Irish and British ministers will meet the parties in a series of trilateral meetings at Parliament Buildings, Stormont. The single focus on paramilitarism results from the political turmoil triggered by the alleged IRA attack on republican dissident Mr Bobby Tohill.
PSNI chief constable Mr Hugh Orde repeated yesterday that the IRA was behind the failed attempt to abduct Mr Tohill but said that the organisation was not planning to return "to war".
"I am convinced that the Provisional IRA have no intention of going back to war in the terms of attacking police officers or members of the army," he said.
"But they are also doing other activity that is not consistent with paragraph 13 (of the joint declaration which requires all paramilitaries to end all activity). They need to stop it as do the UDA," Mr Orde told UTV last night.
All the Northern parties will be involved in the trilaterals today after the Ulster Unionist leader Mr David Trimble, who had threatened to bring down the current review of the Belfast Agreement this week, appeared to stand back from that position by saying he would meet the ministers.
The Minister for Arts, Sports and Tourism, Mr O'Donoghue, with the Minister of State for Foreign Affairs, Mr Tom Kitt, will join the Northern Secretary, Mr Paul Murphy, as they seek to persuade the parties to participate in plenary meetings addressing republican and loyalist paramilitarism.
Mr O'Donoghue is standing in for the Minister for Foreign Affairs, Mr Cowen, who is in Washington today briefing US politicians including senators Ted Kennedy and Chris Dodd on the peace process.
The governments want the parties to agree to a series of round-table talks dealing with paramilitarism beginning next Tuesday. One of the main obstacles to such a plenary session is persuading the DUP in particular to sit down with Sinn Féin.

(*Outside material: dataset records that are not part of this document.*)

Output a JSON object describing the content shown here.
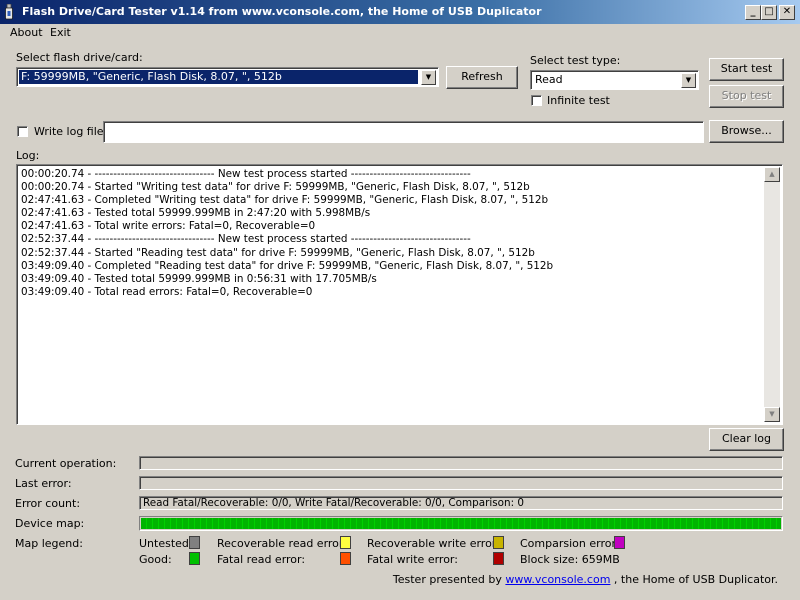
{
  "window": {
    "title": "Flash Drive/Card Tester v1.14 from www.vconsole.com, the Home of USB Duplicator"
  },
  "menu": {
    "about": "About",
    "exit": "Exit"
  },
  "drive": {
    "label": "Select flash drive/card:",
    "selected": "F: 59999MB, \"Generic, Flash Disk, 8.07, \", 512b",
    "refresh": "Refresh"
  },
  "testtype": {
    "label": "Select test type:",
    "selected": "Read",
    "infinite_label": "Infinite test",
    "infinite_checked": false
  },
  "buttons": {
    "start": "Start test",
    "stop": "Stop test",
    "browse": "Browse...",
    "clear": "Clear log"
  },
  "logfile": {
    "label": "Write log file",
    "checked": false,
    "path": ""
  },
  "log": {
    "label": "Log:",
    "lines": [
      "00:00:20.74 - -------------------------------- New test process started --------------------------------",
      "00:00:20.74 - Started \"Writing test data\" for drive F: 59999MB, \"Generic, Flash Disk, 8.07, \", 512b",
      "02:47:41.63 - Completed \"Writing test data\" for drive F: 59999MB, \"Generic, Flash Disk, 8.07, \", 512b",
      "02:47:41.63 - Tested total 59999.999MB in 2:47:20 with  5.998MB/s",
      "02:47:41.63 - Total write errors: Fatal=0, Recoverable=0",
      "02:52:37.44 - -------------------------------- New test process started --------------------------------",
      "02:52:37.44 - Started \"Reading test data\" for drive F: 59999MB, \"Generic, Flash Disk, 8.07, \", 512b",
      "03:49:09.40 - Completed \"Reading test data\" for drive F: 59999MB, \"Generic, Flash Disk, 8.07, \", 512b",
      "03:49:09.40 - Tested total 59999.999MB in 0:56:31 with 17.705MB/s",
      "03:49:09.40 - Total read errors: Fatal=0, Recoverable=0"
    ]
  },
  "status": {
    "current_operation_label": "Current operation:",
    "current_operation": "",
    "last_error_label": "Last error:",
    "last_error": "",
    "error_count_label": "Error count:",
    "error_count": "Read Fatal/Recoverable: 0/0, Write Fatal/Recoverable: 0/0, Comparison: 0",
    "device_map_label": "Device map:",
    "device_map_fill": 1.0
  },
  "legend": {
    "label": "Map legend:",
    "items": [
      {
        "label": "Untested:",
        "color": "#808080"
      },
      {
        "label": "Recoverable read error:",
        "color": "#ffff40"
      },
      {
        "label": "Recoverable write error:",
        "color": "#c8b400"
      },
      {
        "label": "Comparsion error:",
        "color": "#c000c0"
      },
      {
        "label": "Good:",
        "color": "#00c000"
      },
      {
        "label": "Fatal read error:",
        "color": "#ff5000"
      },
      {
        "label": "Fatal write error:",
        "color": "#b00000"
      }
    ],
    "block_size": "Block size: 659MB"
  },
  "footer": {
    "prefix": "Tester presented by",
    "link": "www.vconsole.com",
    "suffix": ", the Home of USB Duplicator."
  }
}
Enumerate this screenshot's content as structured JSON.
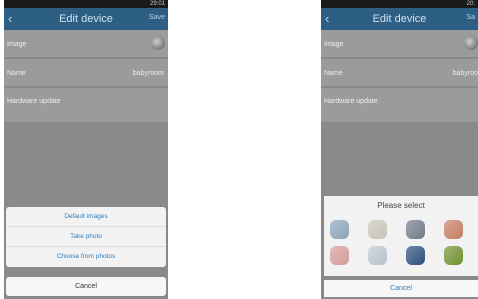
{
  "left": {
    "status_time": "29:01",
    "title": "Edit device",
    "save_label": "Save",
    "rows": [
      {
        "label": "Image",
        "value": ""
      },
      {
        "label": "Name",
        "value": "babyroom"
      },
      {
        "label": "Hardware update",
        "value": ""
      }
    ],
    "sheet_options": [
      "Default images",
      "Take photo",
      "Choose from photos"
    ],
    "cancel_label": "Cancel"
  },
  "right": {
    "status_time": "20:",
    "title": "Edit device",
    "save_label": "Sa",
    "rows": [
      {
        "label": "Image",
        "value": ""
      },
      {
        "label": "Name",
        "value": "babyroo"
      },
      {
        "label": "Hardware update",
        "value": ""
      }
    ],
    "picker_title": "Please select",
    "image_icons": [
      "bedroom-image-icon",
      "bathroom-image-icon",
      "bedroom2-image-icon",
      "kitchen-image-icon",
      "babyroom-image-icon",
      "livingroom-image-icon",
      "car-image-icon",
      "garden-image-icon"
    ],
    "icon_colors": [
      "#8aa3b8",
      "#c9c3b6",
      "#6e7a86",
      "#c47b62",
      "#d49a9a",
      "#b9c4cf",
      "#2d4e7a",
      "#6f8f2d"
    ],
    "cancel_label": "Cancel"
  }
}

The DUP joined the governments and all the parties including Sinn Féin when the review began. A party spokesman said however that that round-table meeting was called to allow parties read out stated positions and that the party would not engage in a process that would involve direct negotiation with Sinn Féin.
This poses a difficult challenge for the governments to design some format that could permit both Sinn Féin and the DUP to be in the same room addressing the same issue.
Mr Trimble, while saying he would meet the ministers today, again demanded that the Independent Monitoring Commission (IMC) should immediately report on the Tohill incident, rather than in May as the governments promised last week.